长链剖分
例题:
P5903 【模板】树上 k 级祖先
题目描述
思路
长链剖分模板题。
长链剖分:
- 计算 \(f[i][j]\) 表示 \(i\) 的 \(2^j\) 级祖先;
- 计算 \(up[i][j]\) 表示 \(i\) 的 \(j\) 级祖先;
- 计算 \(down[i][j]\) 表示在长链上从 \(i\) 向下走 \(j\) 步到达的祖先。
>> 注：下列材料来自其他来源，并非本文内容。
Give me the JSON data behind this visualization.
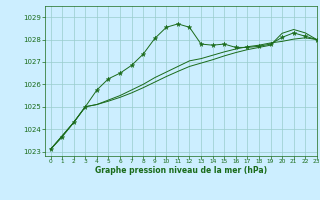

- 计算 \(i\) 的 \(k\) 级祖先,先让 \(i\) 跳到 \(2^\left\lfloor \log_2k \right\rfloor\) 级祖先,\(k\) 减去 \(2^\left\lfloor \log_2k \right\rfloor\),再让 \(i\) 跳到长链顶端,\(k\) 减去 \(dep[i] - dep[top[i]]\),最后如果 \(k \ge 0\),那么答案就是 \(up[i][k]\),否则 \(k < 0\),答案就是 \(down[i][-k]\)。
代码
// Problem: P5903
// Contest: Luogu
// URL: https://www.luogu.com.cn/problem/P5903
// Memory Limit: 500 MB
// Time Limit: 3000 ms
#include <bits/stdc++.h>
using namespace std;
using uint = unsigned int;
#define int long long
const int N = 500010, M = 20;
struct edge {
int to, next;
} e[N];
int head[N], idx;
void add(int u, int v) {
idx++;
e[idx].to = v;
e[idx].next = head[u];
head[u] = idx;
}
int n, q, s;
uint get_rand(uint x) {
x ^= x << 13;
x ^= x >> 17;
x ^= x << 5;
return s = x;
}
int rt;
int fa[N][M];
void initfa() {
for (int j = 1; j < M; j++) {
for (int i = 1; i <= n; i++) {
fa[i][j] = fa[fa[i][j - 1]][j - 1];
}
}
}
int dep[N], ds[N], son[N];
void dfs(int u) {
dep[u] = ds[u] = dep[fa[u][0]] + 1;
for (int i = head[u]; i; i = e[i].next) {
int to = e[i].to;
dfs(to);
if (ds[to] > ds[u]) {
ds[u] = ds[to];
son[u] = to;
}
}
}
vector<int> up[N];
vector<int> down[N];
int belong[N];
void init(int u, int p) {
belong[u] = p;
if (u == p) {
int tmp = u;
for (int i = 0; i <= ds[u] - dep[u]; i++) {
up[u].push_back(tmp);
tmp = fa[tmp][0];
}
tmp = u;
for (int i = 0; i <= ds[u] - dep[u]; i++) {
down[u].push_back(tmp);
tmp = son[tmp];
}
}
if (son[u]) init(son[u], p);
for (int i = head[u]; i; i = e[i].next) {
int to = e[i].to;
if (to == son[u]) continue;
init(to, to);
}
}
int query(int u, int k) {
if (!k) return u;
u = fa[u][__lg(k)];
k -= 1 << (__lg(k));
k -= dep[u] - dep[belong[u]];
u = belong[u];
if (k >= 0) return up[u][k];
else return down[u][-k];
}
signed main() {
ios::sync_with_stdio(false);
cin.tie(nullptr);
cin >> n >> q >> s;
for (int i = 1; i <= n; i++) {
cin >> fa[i][0];
if (!fa[i][0]) rt = i;
if (fa[i][0]) add(fa[i][0], i);
}
initfa();
dfs(rt);
init(rt, rt);
int ans = 0, res = 0;
int x, k;
for (int i = 1; i <= q; i++) {
x = ((get_rand(s) ^ ans) % n) + 1;
k = ((get_rand(s) ^ ans) % dep[x]);
ans = query(x, k);
res ^= (i * ans);
}
cout << res << '\n';
return 0;
}